January 20 to 23 – FOG Design + Art Fair at Fort Mason Center for Arts and Culture: This marks the eight edition of the fair featuring 45 leading international galleries and prominent 20th-century and contemporary design dealers. FOG 2022 will also feature a series of conversations in the FOG Theater at Fort Mason Center that are included with admission to the fair. The programming brings together leaders in the field of art, design, and technology to discuss some of today’s most relevant and pressing issues.
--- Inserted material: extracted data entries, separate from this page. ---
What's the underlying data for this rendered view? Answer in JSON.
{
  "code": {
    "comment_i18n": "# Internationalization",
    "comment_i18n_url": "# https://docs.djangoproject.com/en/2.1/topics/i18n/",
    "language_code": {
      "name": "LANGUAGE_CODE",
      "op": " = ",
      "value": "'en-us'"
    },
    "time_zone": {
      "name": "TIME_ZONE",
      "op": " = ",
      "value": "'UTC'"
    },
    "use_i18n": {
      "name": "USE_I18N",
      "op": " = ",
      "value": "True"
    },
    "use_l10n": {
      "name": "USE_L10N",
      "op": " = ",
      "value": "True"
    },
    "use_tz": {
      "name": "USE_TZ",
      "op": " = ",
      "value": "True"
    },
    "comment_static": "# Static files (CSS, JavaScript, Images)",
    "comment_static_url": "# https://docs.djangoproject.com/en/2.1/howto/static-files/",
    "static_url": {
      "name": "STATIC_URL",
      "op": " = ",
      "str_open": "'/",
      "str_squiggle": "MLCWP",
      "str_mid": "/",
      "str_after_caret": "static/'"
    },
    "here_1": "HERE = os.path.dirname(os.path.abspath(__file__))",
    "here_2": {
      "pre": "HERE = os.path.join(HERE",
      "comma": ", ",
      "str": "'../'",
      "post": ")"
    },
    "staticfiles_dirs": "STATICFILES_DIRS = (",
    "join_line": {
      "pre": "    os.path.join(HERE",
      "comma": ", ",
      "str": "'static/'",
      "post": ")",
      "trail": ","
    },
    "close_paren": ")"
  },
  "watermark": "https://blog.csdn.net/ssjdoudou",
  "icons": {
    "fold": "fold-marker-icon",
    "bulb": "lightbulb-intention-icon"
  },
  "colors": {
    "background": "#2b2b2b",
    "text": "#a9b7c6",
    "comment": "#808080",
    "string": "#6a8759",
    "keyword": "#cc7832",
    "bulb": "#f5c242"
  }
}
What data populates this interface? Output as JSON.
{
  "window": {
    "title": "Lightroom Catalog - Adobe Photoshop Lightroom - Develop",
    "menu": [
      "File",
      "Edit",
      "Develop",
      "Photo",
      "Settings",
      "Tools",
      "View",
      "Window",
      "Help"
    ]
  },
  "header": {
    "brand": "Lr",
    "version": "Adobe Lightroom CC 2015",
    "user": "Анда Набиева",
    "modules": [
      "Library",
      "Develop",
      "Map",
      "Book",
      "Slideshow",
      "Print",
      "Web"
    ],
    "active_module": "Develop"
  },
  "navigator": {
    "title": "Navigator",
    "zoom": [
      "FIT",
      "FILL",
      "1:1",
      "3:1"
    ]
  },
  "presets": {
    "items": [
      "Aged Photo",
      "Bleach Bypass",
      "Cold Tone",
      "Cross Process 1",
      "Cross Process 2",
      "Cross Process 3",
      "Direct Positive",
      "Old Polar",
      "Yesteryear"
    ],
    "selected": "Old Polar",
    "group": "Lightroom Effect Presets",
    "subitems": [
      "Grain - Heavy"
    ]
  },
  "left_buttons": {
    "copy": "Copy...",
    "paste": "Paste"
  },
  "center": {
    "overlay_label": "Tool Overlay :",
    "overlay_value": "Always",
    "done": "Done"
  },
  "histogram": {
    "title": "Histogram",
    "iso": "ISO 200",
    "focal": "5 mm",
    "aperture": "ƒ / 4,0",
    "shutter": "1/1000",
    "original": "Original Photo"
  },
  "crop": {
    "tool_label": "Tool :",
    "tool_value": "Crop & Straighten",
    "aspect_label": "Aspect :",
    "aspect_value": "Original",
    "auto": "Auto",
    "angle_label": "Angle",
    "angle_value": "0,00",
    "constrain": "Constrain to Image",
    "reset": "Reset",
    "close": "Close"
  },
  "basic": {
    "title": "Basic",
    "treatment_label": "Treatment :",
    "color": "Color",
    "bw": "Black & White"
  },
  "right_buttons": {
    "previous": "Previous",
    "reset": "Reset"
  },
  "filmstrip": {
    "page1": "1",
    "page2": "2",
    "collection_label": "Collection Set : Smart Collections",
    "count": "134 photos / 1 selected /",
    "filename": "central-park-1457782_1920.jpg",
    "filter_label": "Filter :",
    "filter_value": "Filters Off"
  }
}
January 22, 6 to 9 pm – Chris Martin: Ancient as Time at ICA San Francisco: ICA San Francisco is a new non-collecting contemporary art museum that prioritizes artists over art holdings, individuals over institutions, and equity and expansion of the canon. Through boundary-expanding curatorial initiatives and collaborations across the arts, ICA SF seeds need-to-know, civically engaged local artists and curators into global consciousness and brings international artists to the Bay Area. This event marks the soft launch of ICA SF with the opening of Meantime, an ongoing series of activations, performances, and takeovers. The entire program kicks off with Chris Martin’s project Ancient as Time. The event is to celebrate the artist, hear a bit about his collaboration with ICA SF, and get a sneak peek of the space mid-construction before it fully transforms into the newest art space in the Bay Area. The new ICA San Francisco is located at 901 Minnesota Street.